Het Kokusan vliegwiel is circa 90 gram zwaarder en dat merk je toch enigszins bij zeer lage toeren (onder 2500 toeren). Wanneer de motor koud is dan reageert de Zundapp motor iets zenuwachtiger. Toen die echter een paar kilometer gereden had was het lichtelijke zenuwspel afgelopen. Ik kan me niet herinneren dat ik dat met de Kokusan had. Het kan ook zijn dat ik iets kleiner moet met de stationair maar dat probeer ik wel wanneer het 15 graden warmer is :).

Rijkarakter.
Ik heb op de display met curve 2 gereden.
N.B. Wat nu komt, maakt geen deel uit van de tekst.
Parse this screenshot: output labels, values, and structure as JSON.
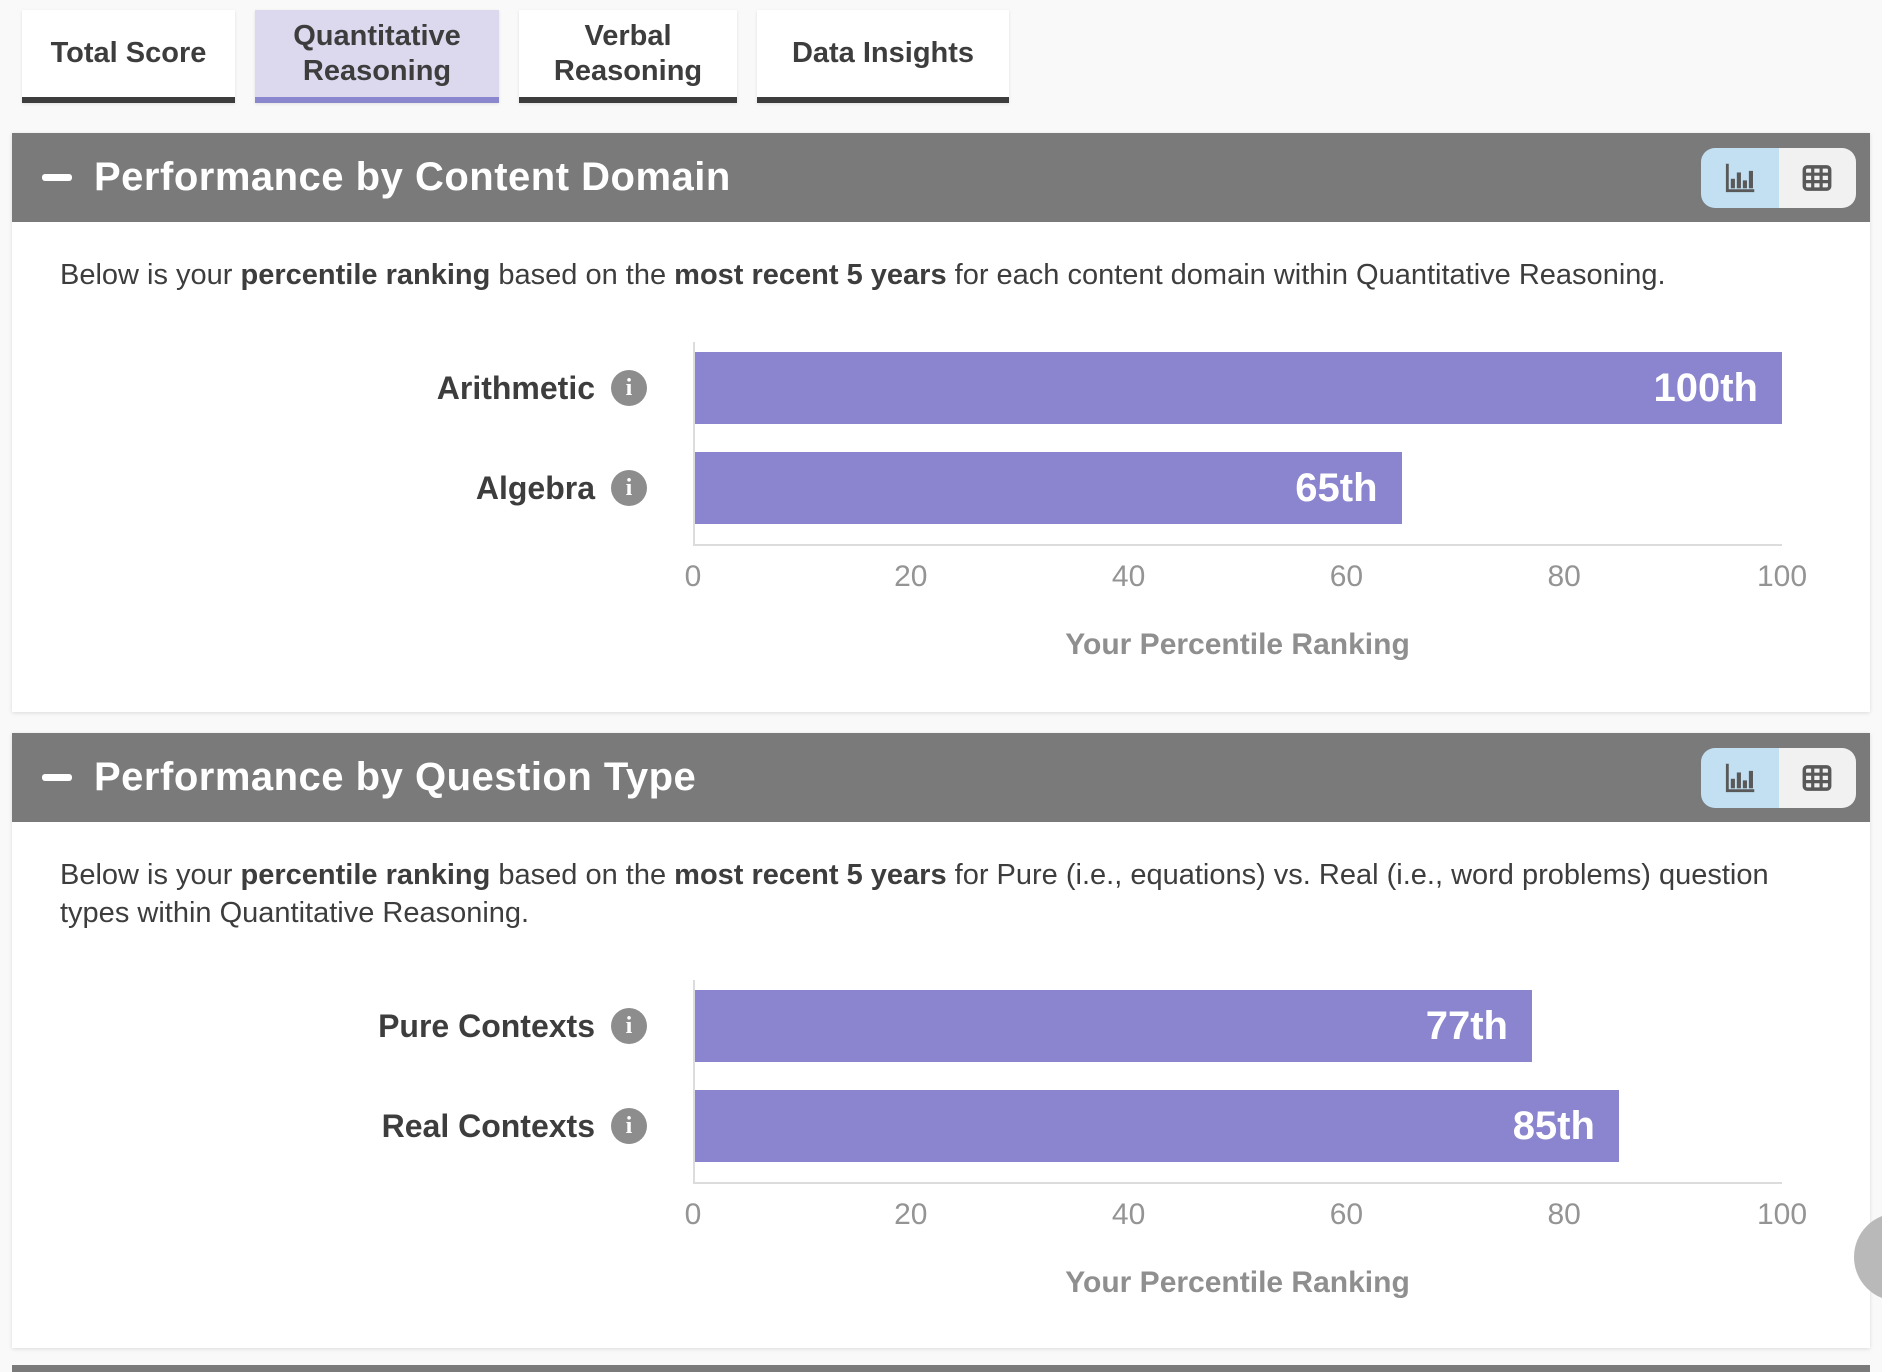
{
  "tabs": {
    "items": [
      {
        "label": "Total Score",
        "selected": false
      },
      {
        "label": "Quantitative Reasoning",
        "selected": true
      },
      {
        "label": "Verbal Reasoning",
        "selected": false
      },
      {
        "label": "Data Insights",
        "selected": false
      }
    ]
  },
  "sections": [
    {
      "title": "Performance by Content Domain",
      "view_toggle": {
        "chart_selected": true,
        "table_selected": false
      },
      "description": [
        {
          "text": "Below is your ",
          "bold": false
        },
        {
          "text": "percentile ranking",
          "bold": true
        },
        {
          "text": " based on the ",
          "bold": false
        },
        {
          "text": "most recent 5 years",
          "bold": true
        },
        {
          "text": " for each content domain within Quantitative Reasoning.",
          "bold": false
        }
      ]
    },
    {
      "title": "Performance by Question Type",
      "view_toggle": {
        "chart_selected": true,
        "table_selected": false
      },
      "description": [
        {
          "text": "Below is your ",
          "bold": false
        },
        {
          "text": "percentile ranking",
          "bold": true
        },
        {
          "text": " based on the ",
          "bold": false
        },
        {
          "text": "most recent 5 years",
          "bold": true
        },
        {
          "text": " for Pure (i.e., equations) vs. Real (i.e., word problems) question types within Quantitative Reasoning.",
          "bold": false
        }
      ]
    }
  ],
  "chart_data": [
    {
      "type": "bar",
      "orientation": "horizontal",
      "title": "Performance by Content Domain",
      "categories": [
        "Arithmetic",
        "Algebra"
      ],
      "values": [
        100,
        65
      ],
      "value_labels": [
        "100th",
        "65th"
      ],
      "xlabel": "Your Percentile Ranking",
      "xlim": [
        0,
        100
      ],
      "ticks": [
        "0",
        "20",
        "40",
        "60",
        "80",
        "100"
      ],
      "bar_color": "#8a85ce",
      "grid": false,
      "legend": false
    },
    {
      "type": "bar",
      "orientation": "horizontal",
      "title": "Performance by Question Type",
      "categories": [
        "Pure Contexts",
        "Real Contexts"
      ],
      "values": [
        77,
        85
      ],
      "value_labels": [
        "77th",
        "85th"
      ],
      "xlabel": "Your Percentile Ranking",
      "xlim": [
        0,
        100
      ],
      "ticks": [
        "0",
        "20",
        "40",
        "60",
        "80",
        "100"
      ],
      "bar_color": "#8a85ce",
      "grid": false,
      "legend": false
    }
  ],
  "colors": {
    "bar": "#8a85ce",
    "section_header_bg": "#7a7a7a",
    "selected_tab_bg": "#dcd9ee",
    "selected_tab_underline": "#8a87cf",
    "tab_underline": "#3d3d3d",
    "toggle_active_bg": "#c2e0f2",
    "page_bg": "#f9f9f9"
  },
  "icons": {
    "collapse": "minus-icon",
    "chart_view": "bar-chart-icon",
    "table_view": "table-icon",
    "info": "info-icon"
  }
}
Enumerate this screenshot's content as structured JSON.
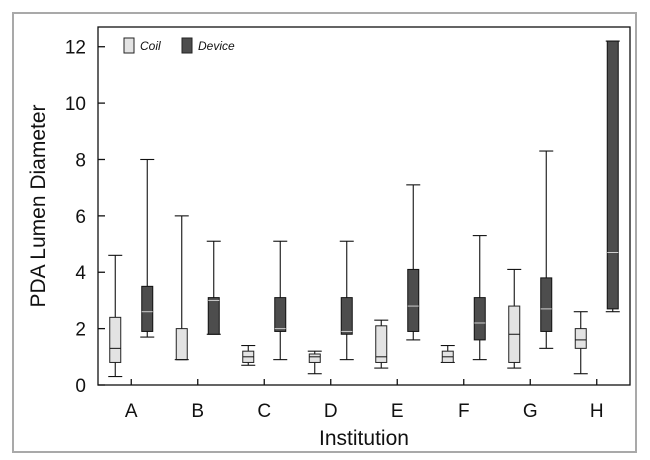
{
  "chart_data": {
    "type": "box",
    "xlabel": "Institution",
    "ylabel": "PDA Lumen Diameter",
    "ylim": [
      0,
      12.7
    ],
    "yticks": [
      0,
      2,
      4,
      6,
      8,
      10,
      12
    ],
    "categories": [
      "A",
      "B",
      "C",
      "D",
      "E",
      "F",
      "G",
      "H"
    ],
    "legend": {
      "position": "top-left"
    },
    "grid": false,
    "series": [
      {
        "name": "Coil",
        "color": "#e3e3e3",
        "boxes": [
          {
            "min": 0.3,
            "q1": 0.8,
            "median": 1.3,
            "q3": 2.4,
            "max": 4.6
          },
          {
            "min": 0.9,
            "q1": 0.9,
            "median": 0.9,
            "q3": 2.0,
            "max": 6.0
          },
          {
            "min": 0.7,
            "q1": 0.8,
            "median": 1.0,
            "q3": 1.2,
            "max": 1.4
          },
          {
            "min": 0.4,
            "q1": 0.8,
            "median": 1.0,
            "q3": 1.1,
            "max": 1.2
          },
          {
            "min": 0.6,
            "q1": 0.8,
            "median": 1.0,
            "q3": 2.1,
            "max": 2.3
          },
          {
            "min": 0.8,
            "q1": 0.8,
            "median": 1.0,
            "q3": 1.2,
            "max": 1.4
          },
          {
            "min": 0.6,
            "q1": 0.8,
            "median": 1.8,
            "q3": 2.8,
            "max": 4.1
          },
          {
            "min": 0.4,
            "q1": 1.3,
            "median": 1.6,
            "q3": 2.0,
            "max": 2.6
          }
        ]
      },
      {
        "name": "Device",
        "color": "#4d4d4d",
        "boxes": [
          {
            "min": 1.7,
            "q1": 1.9,
            "median": 2.6,
            "q3": 3.5,
            "max": 8.0
          },
          {
            "min": 1.8,
            "q1": 1.8,
            "median": 3.0,
            "q3": 3.1,
            "max": 5.1
          },
          {
            "min": 0.9,
            "q1": 1.9,
            "median": 2.0,
            "q3": 3.1,
            "max": 5.1
          },
          {
            "min": 0.9,
            "q1": 1.8,
            "median": 1.9,
            "q3": 3.1,
            "max": 5.1
          },
          {
            "min": 1.6,
            "q1": 1.9,
            "median": 2.8,
            "q3": 4.1,
            "max": 7.1
          },
          {
            "min": 0.9,
            "q1": 1.6,
            "median": 2.2,
            "q3": 3.1,
            "max": 5.3
          },
          {
            "min": 1.3,
            "q1": 1.9,
            "median": 2.7,
            "q3": 3.8,
            "max": 8.3
          },
          {
            "min": 2.6,
            "q1": 2.7,
            "median": 4.7,
            "q3": 12.2,
            "max": 12.2
          }
        ]
      }
    ]
  }
}
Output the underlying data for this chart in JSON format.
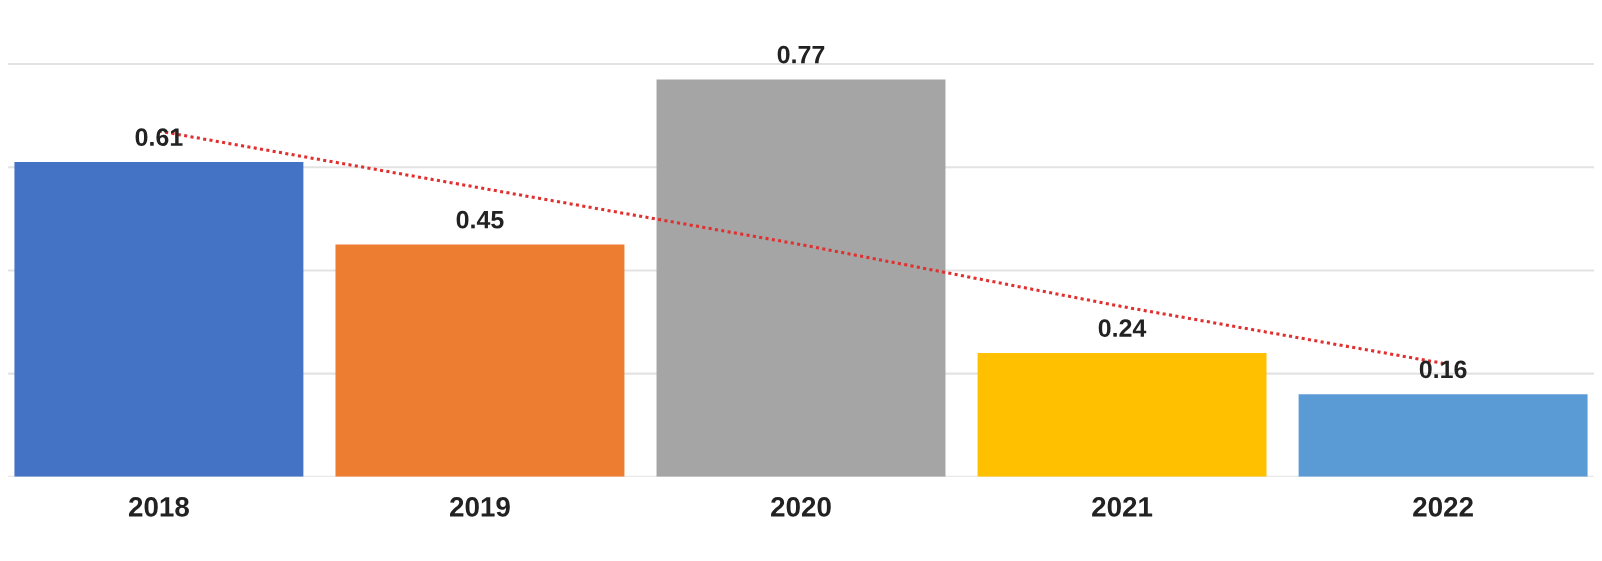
{
  "chart_data": {
    "type": "bar",
    "categories": [
      "2018",
      "2019",
      "2020",
      "2021",
      "2022"
    ],
    "series": [
      {
        "colors": [
          "#4472c4",
          "#ed7d31",
          "#a5a5a5",
          "#ffc000",
          "#5b9bd5"
        ],
        "values": [
          0.61,
          0.45,
          0.77,
          0.24,
          0.16
        ],
        "value_labels": [
          "0.61",
          "0.45",
          "0.77",
          "0.24",
          "0.16"
        ]
      },
      {
        "type": "line",
        "color": "#e0302f",
        "line_style": "dotted",
        "values": [
          0.67,
          0.56,
          0.45,
          0.33,
          0.22
        ]
      }
    ],
    "yticks": [
      {
        "value": 0,
        "label": null
      },
      {
        "value": 0.2,
        "label": null
      },
      {
        "value": 0.4,
        "label": null
      },
      {
        "value": 0.6,
        "label": null
      },
      {
        "value": 0.8,
        "label": null
      }
    ],
    "grid": "y",
    "tick_labels": "x"
  }
}
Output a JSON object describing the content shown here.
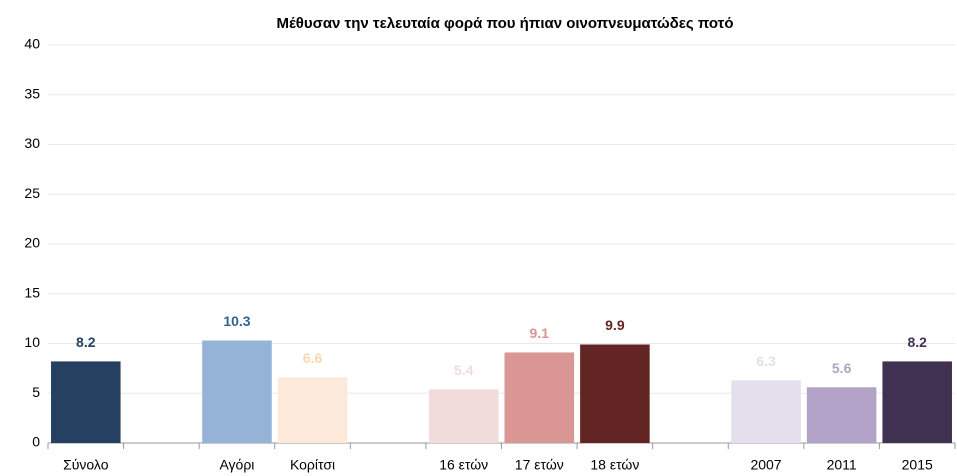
{
  "chart_data": {
    "type": "bar",
    "title": "Μέθυσαν την  τελευταία φορά που ήπιαν οινοπνευματώδες ποτό",
    "categories": [
      "Σύνολο",
      null,
      "Αγόρι",
      "Κορίτσι",
      null,
      "16 ετών",
      "17 ετών",
      "18 ετών",
      null,
      "2007",
      "2011",
      "2015"
    ],
    "values": [
      8.2,
      null,
      10.3,
      6.6,
      null,
      5.4,
      9.1,
      9.9,
      null,
      6.3,
      5.6,
      8.2
    ],
    "colors": [
      "#254061",
      null,
      "#95b3d7",
      "#fde9d9",
      null,
      "#f2dcdb",
      "#d99694",
      "#632523",
      null,
      "#e4dfec",
      "#b3a2c7",
      "#403151"
    ],
    "label_colors": [
      "#254061",
      null,
      "#366092",
      "#fcd5b4",
      null,
      "#f2dcdb",
      "#d99694",
      "#632523",
      null,
      "#e4dfec",
      "#b3a2c7",
      "#403151"
    ],
    "ylim": [
      0,
      40
    ],
    "yticks": [
      0,
      5,
      10,
      15,
      20,
      25,
      30,
      35,
      40
    ],
    "grid": true
  }
}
Dat echter curve 3. De display begint namelijk met 0 en dat is dan curve 1. Ik merk duidelijk een groot verschil met de Kokusan met powerbox P10. Tot 6000 toeren heb ik met de RZT 20 graden voorontsteking en dat merk je. Na die 6000 toeren verlaat de ontsteking zodat je meer hitte in de uitlaat krijgt. Het gevolg voor mij was dat de Laverda beter doortrok en een circa 5 km hogere eindsnelheid behaalde vooral in de 4de en 5de versnelling.

Stroomvoorziening.
Ik heb alles via de accu lopen en de kokusan kreeg de accu onvoldoende bijgeladen. Je hebt immers de 85 watt die kokusan aangeeft pas bij 8000 toeren. Tja dan moet je met zo’n origineel ding wel continue vol gas rijden. De RZT laadt vanaf 4500 toeren al vol 85 Watt en met de M20 variant 90 Watt licht. Het gevolg is dat de accu ook met volle verlichting maximaal vol zat. Het einde dus voor kapotte accu’s doordat de spanning bij de kokusan te laag was.


Aandachtspunt.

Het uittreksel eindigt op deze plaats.